Yeosu is the smallest city in a generation to land the World Expo 2012.
Some visitors prayed at sunrise at the Hyangiram, a Buddhist hermitage on Dolsan Island, off Yeosu, South Korea. The island is one of few attractions around Yeosu not built for the World Expo 2012, which is expected to draw 10 million visitors by the time it closes Aug. 12.
Until five years ago, Yeosu was an unremarkable, out-of-the-way city on the southern coast of South Korea. Despite a temperate climate, scenic islands and a spicy local cuisine, the city was, among tourists, virtually off the map. A largely rural municipality spread out over a peninsula and 317 islands, it has three commercial and residential hubs that used to be the only places to find anything resembling bustle.
Then fate smiled on the city. Yeosu (pronounced YUH-sue) was chosen to host the 2012 World Expo, the smallest city in a generation to have the honor.
Since then, this place of 300,000 residents has gone on a building binge. The sprawling Expo site, which stretches along the waterfront on the eastern edge of the city, has sprouted 22 new futuristic buildings and structures that would seem more suitable for fast-paced Seoul.
And large portions of Yeosu have undergone major infrastructure upgrades, including road improvements and new transport links, in part to accommodate the 10 million visitors the city initially expected to attend the Expo from the time it started, last month, through its end, Aug. 12.
"Yeosu has grown 20 years' worth in just a few years," said Moon Ha-Na, a representative for the Yeosu World Expo organizing committee, during a tour of the Expo site in March.
Its improvements are being explored by the more than 1 million visitors to the Expo who are taking in its ambitious environmental, cultural and educational exhibitions from 104 countries and 10 international organizations, including the United Nations.
A quick expansion
For South Korea's part, it has created a spectacular structure called the Big-O, which uses lights and lasers to project kaleidoscopic shows on a giant screen of water, and the Korea Pavilion, whose design suggests a huge silver wave. It also has installed a new aquarium, the largest in the country, that is spacious enough to comfortably house 200 animal species. And across the bay, the glittering, sail-shaped MVL Hotel -- a scaled-down imitation of Dubai's Burj Al Arab -- has a gleaming facade.
Still, the Expo may have exposed some growing pains. The influx of so many visitors in a small city with a new tourism infrastructure has caused a strain, especially when it comes to places to stay. While several hotels were built or renovated to accommodate tourists, there is still a shortage of available rooms. According to the Expo's tourism department, on an average day during the Expo in May, there was demand for more than 35,000 rooms, but Yeosu has only 9,941 rooms. The Expo organizing committee encourages visitors who can't find lodging to stay in neighboring towns.

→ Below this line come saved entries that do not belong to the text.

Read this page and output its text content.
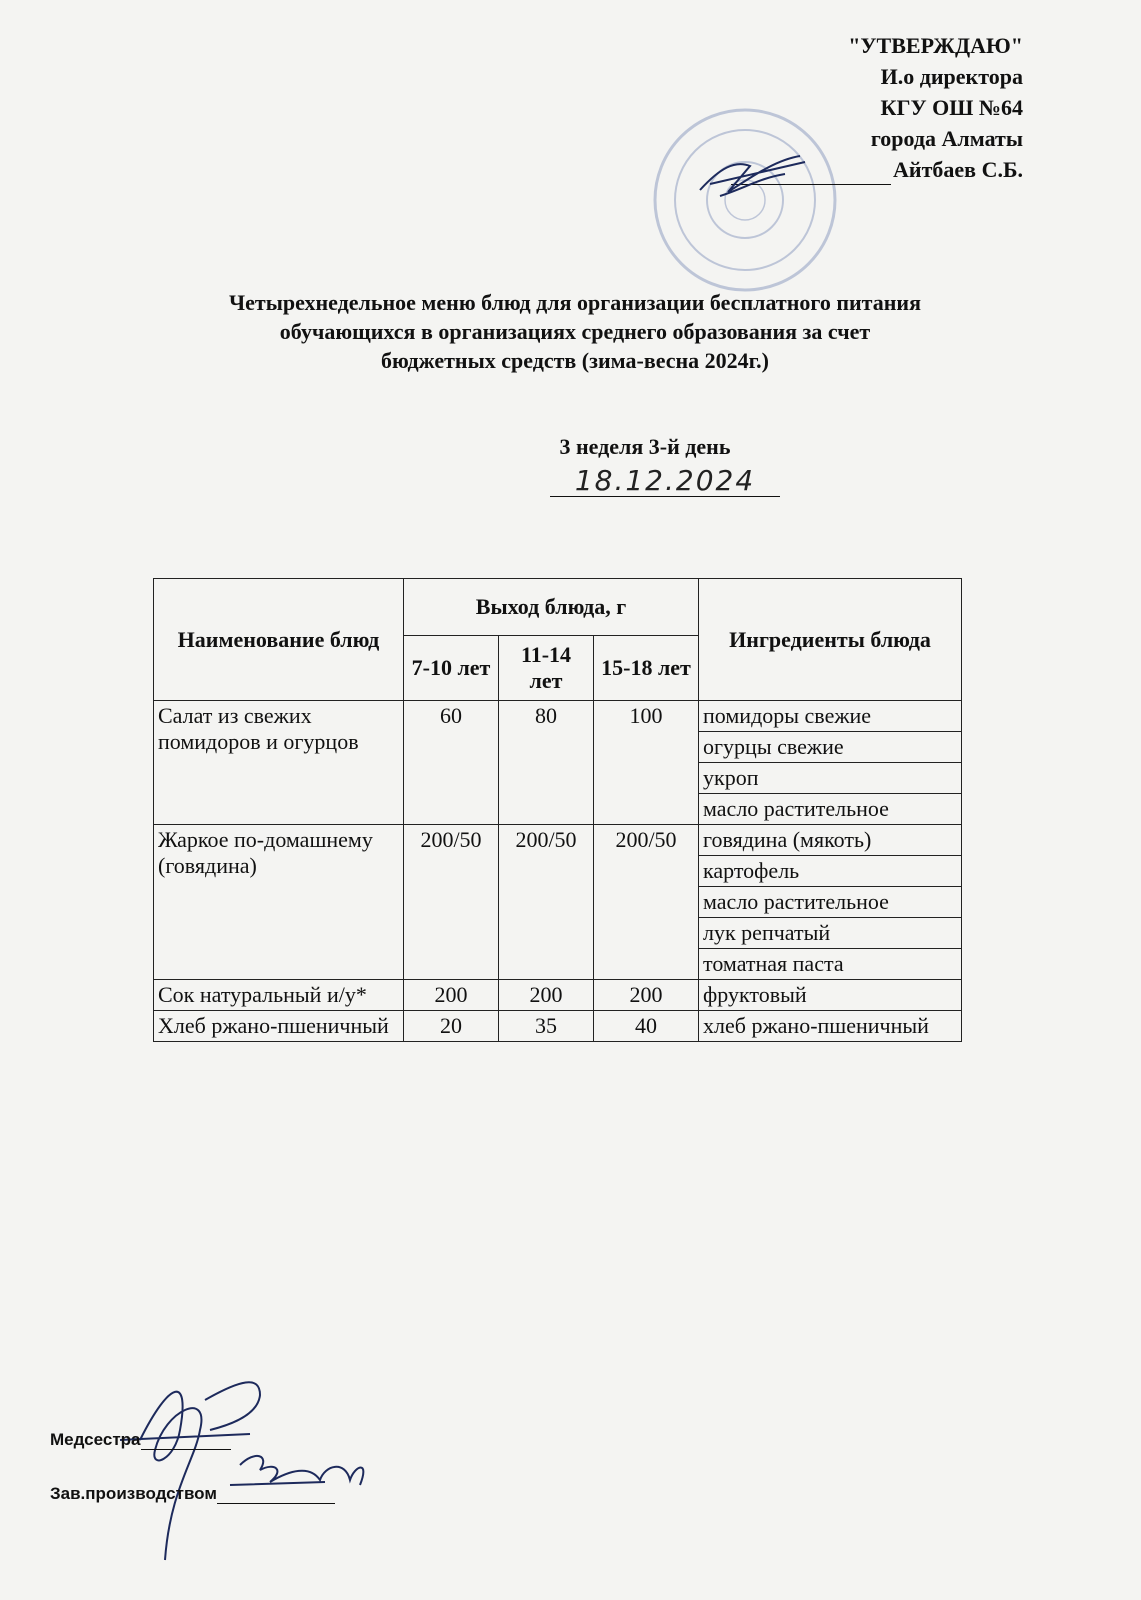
"УТВЕРЖДАЮ"
И.о директора
КГУ ОШ №64
города Алматы
Айтбаев С.Б.
Четырехнедельное меню блюд для организации бесплатного питания
обучающихся в организациях среднего образования за счет
бюджетных средств (зима-весна 2024г.)
3 неделя 3-й день
18.12.2024
Наименование блюд	Выход блюда, г			Ингредиенты блюда
	7-10 лет	11-14 лет	15-18 лет	
Салат из свежих помидоров и огурцов	60	80	100	помидоры свежие
				огурцы свежие
				укроп
				масло растительное
Жаркое по-домашнему (говядина)	200/50	200/50	200/50	говядина (мякоть)
				картофель
				масло растительное
				лук репчатый
				томатная паста
Сок натуральный и/у*	200	200	200	фруктовый
Хлеб ржано-пшеничный	20	35	40	хлеб ржано-пшеничный
Медсестра
Зав.производством
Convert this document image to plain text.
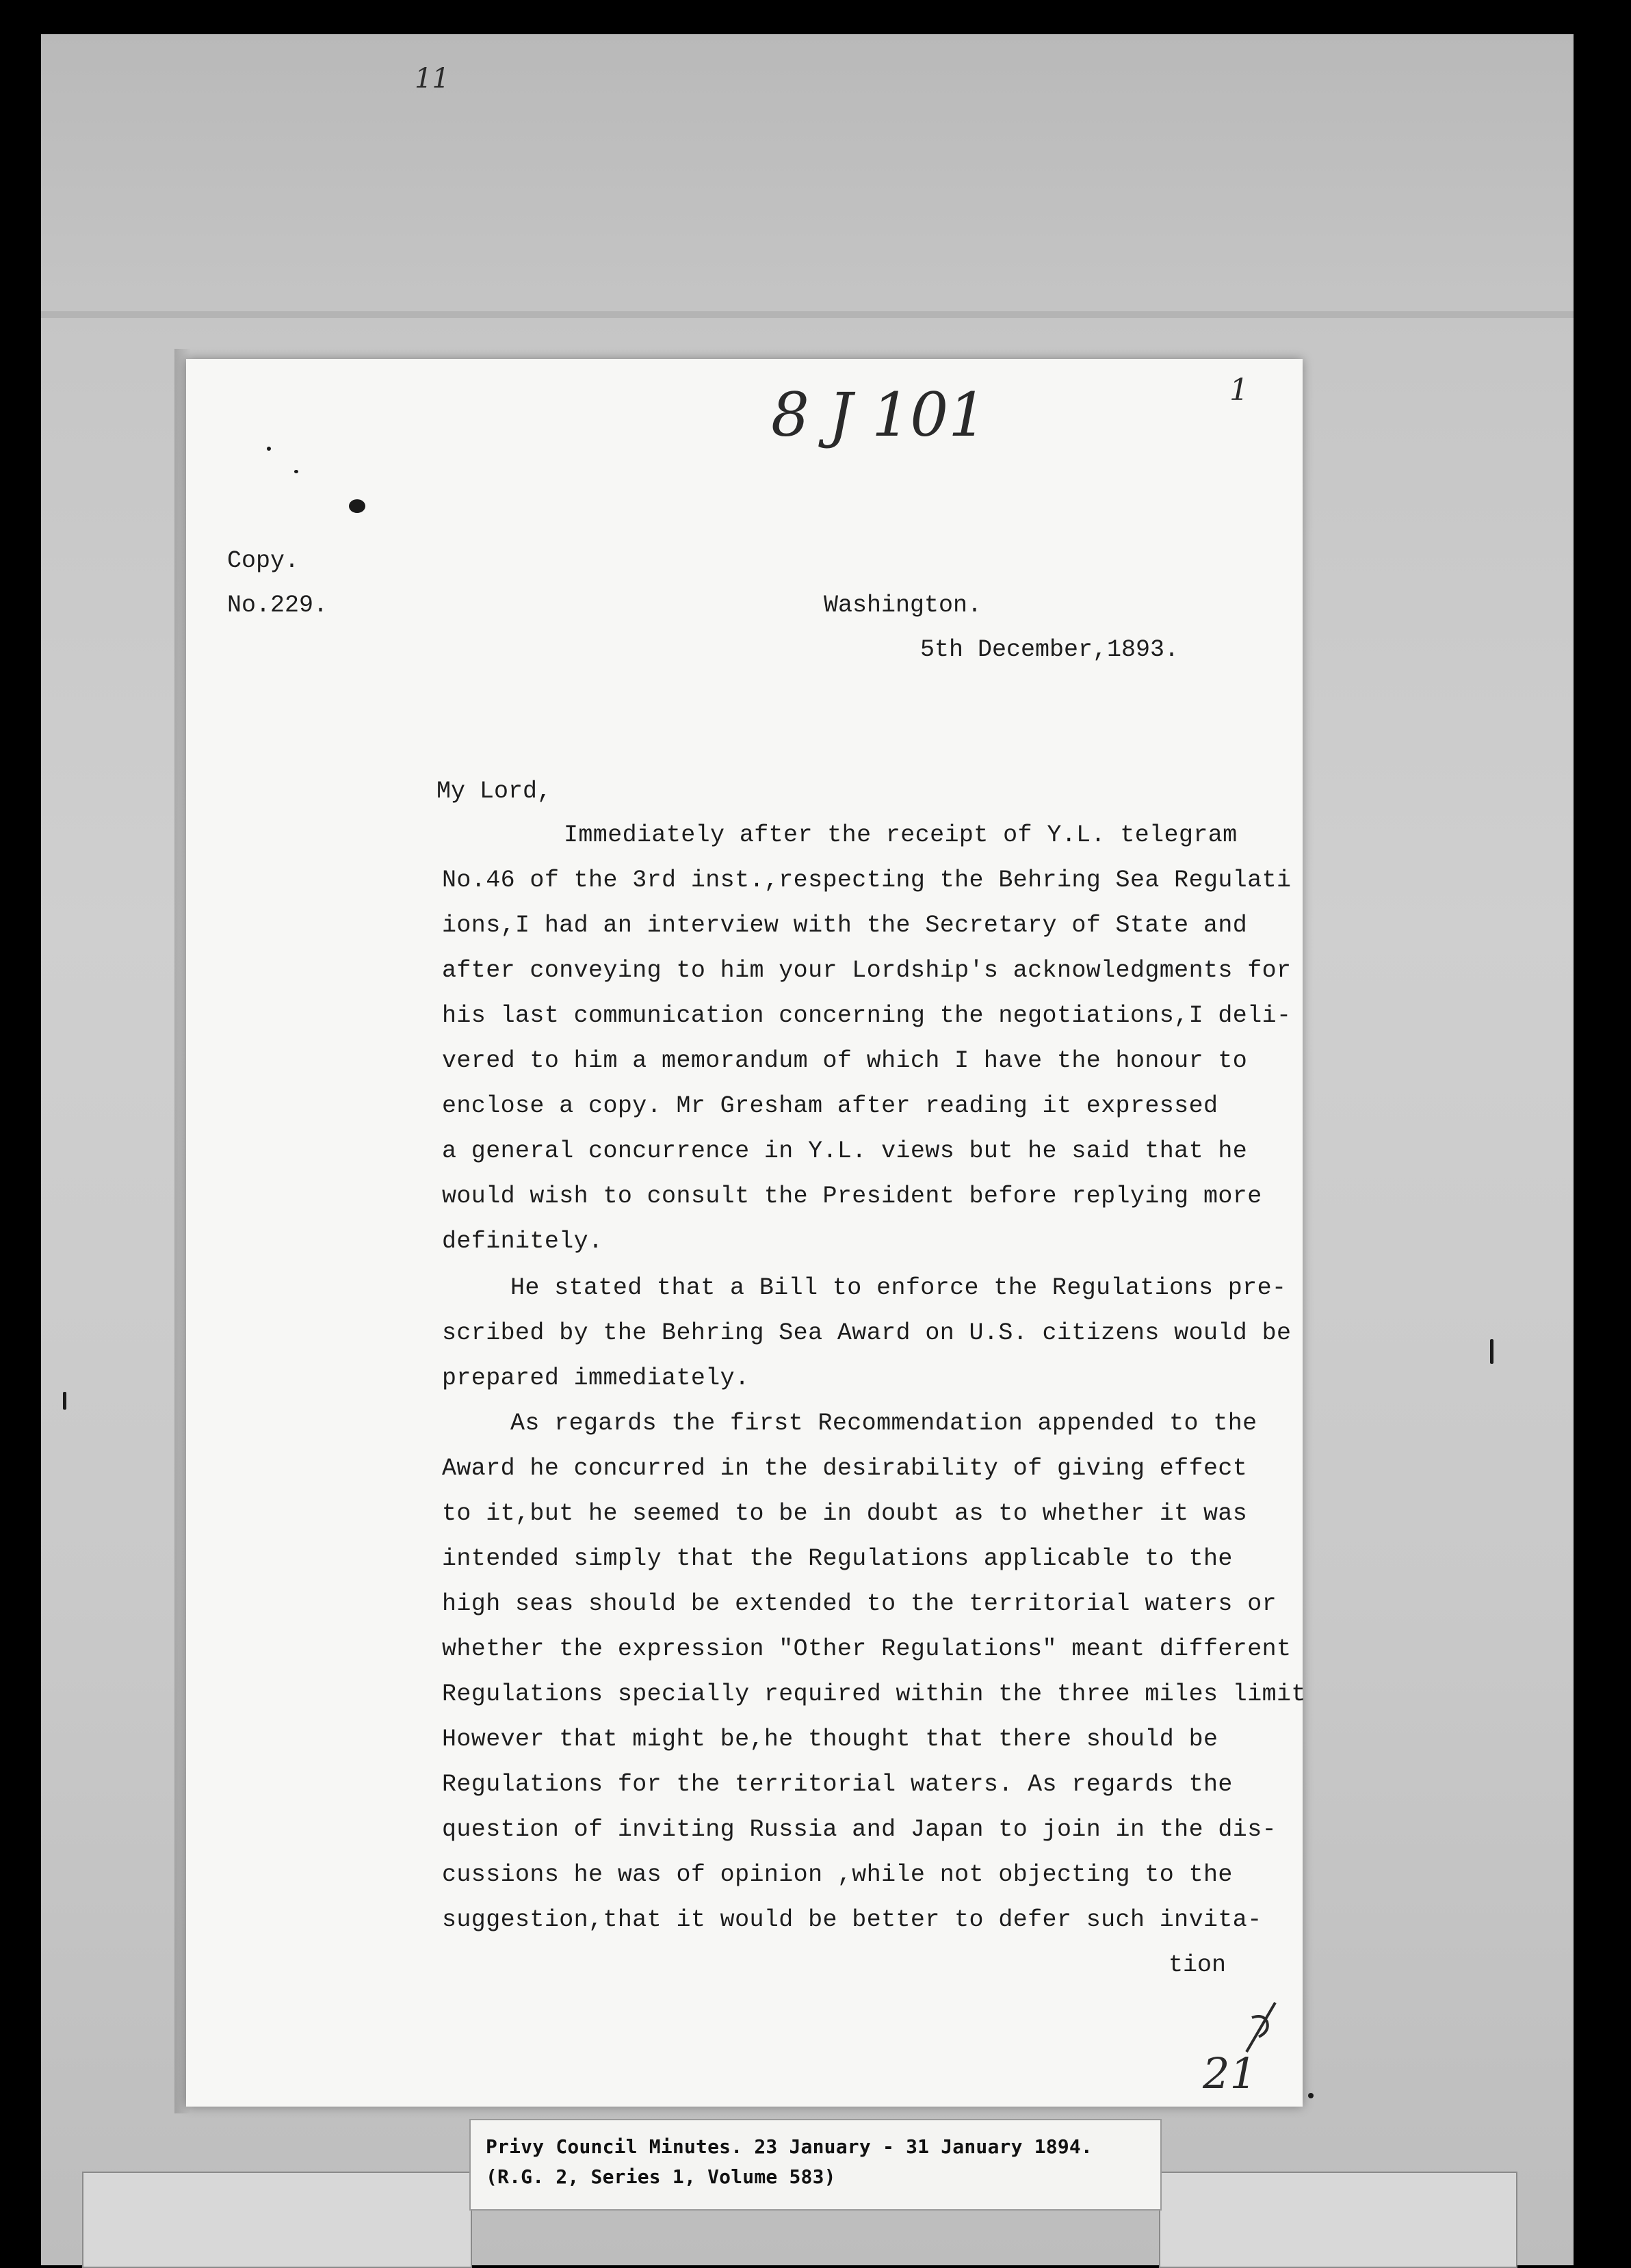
11

8 J 101	1

Copy.

No.229.	Washington.

5th December,1893.

My Lord,

Immediately after the receipt of Y.L. telegram

No.46 of the 3rd inst.,respecting the Behring Sea Regulati

ions,I had an interview with the Secretary of State and

after conveying to him your Lordship's acknowledgments for

his last communication concerning the negotiations,I deli-

vered to him a memorandum of which I have the honour to

enclose a copy. Mr Gresham after reading it expressed

a general concurrence in Y.L. views but he said that he

would wish to consult the President before replying more

definitely.

He stated that a Bill to enforce the Regulations pre-

scribed by the Behring Sea Award on U.S. citizens would be

prepared immediately.

As regards the first Recommendation appended to the

Award he concurred in the desirability of giving effect

to it,but he seemed to be in doubt as to whether it was

intended simply that the Regulations applicable to the

high seas should be extended to the territorial waters or

whether the expression "Other Regulations" meant different

Regulations specially required within the three miles limit

However that might be,he thought that there should be

Regulations for the territorial waters. As regards the

question of inviting Russia and Japan to join in the dis-

cussions he was of opinion ,while not objecting to the

suggestion,that it would be better to defer such invita-

tion

21

Privy Council Minutes. 23 January - 31 January 1894.

(R.G. 2, Series 1, Volume 583)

Alternative accommodations have also been opened in community centers, temples, churches and campgrounds.
The off-site lodgings may be just the push visitors need to explore the few sights around Yeosu that weren't created for the Expo. Ron Anderson and Corrie Hulse, two U.S. expatriates who teach English at the Yeosu campus of Chonnam National University, suggested a few nearby attractions -- such as Odongdo, a camellia-covered island connected to the mainland by a wide walkway. But, Anderson conceded, "There's nothing you can point your finger at and say 'This is what Yeosu is famous for.' Except the food."
Hulse, a self-professed food lover who has lived in Yeosu since 2007, agreed.
"Jeollanam-do, this province, is known for having the best food in Korea, so if you're a foodie, this is the place to come," she said.
After coffee, Hulse introduced us to boribap, which she described as make-your-own bibimbap, the signature Korean dish, at the restaurant Jin Bok.
An island with a view
After lunch, with lips still burning, my husband and I set out for Dolsan Island, the one excursion everyone recommended. The large, mostly rural island is connected to the mainland by Dolsan Bridge, a beautiful sight at night when it is aglow with soft neon lights. (A second bridge to the island was recently completed.) After a 40-minute bus ride through farmland along scenic oceanfront cliffs and past small strips of sandy beach, we arrived at the island's southern tip.
A steep uphill hike delivered us to Hyangiram, one of four Buddhist hermitages in Korea. There, amid temple buildings wedged into the rocky outcropping, we were treated to lovely, expansive views of the surrounding island-dotted sea.
Before returning to Yeosu proper, we stopped at a one-room museum in a seemingly derelict complex: the North Korean Semi-Submarine Exhibition Hall. On display inside was a largely intact, purportedly North Korean vessel that, according to the entertainingly propagandist information panels, was heroically sunk in 1998.
For dinner later that night, our last in Yeosu, we met up with Mina Park, a local public-school teacher and Yeosu native who lives in the city's Yeoseo-dong district.
"Ten years ago, it was all fields," she said of the area, now a vibrant nightlife district.
And the reputation of the city as a whole?
"Even a lot of Koreans don't know where Yeosu is," Park said with a laugh.
But now, with the Expo in full swing, that, too, is changing.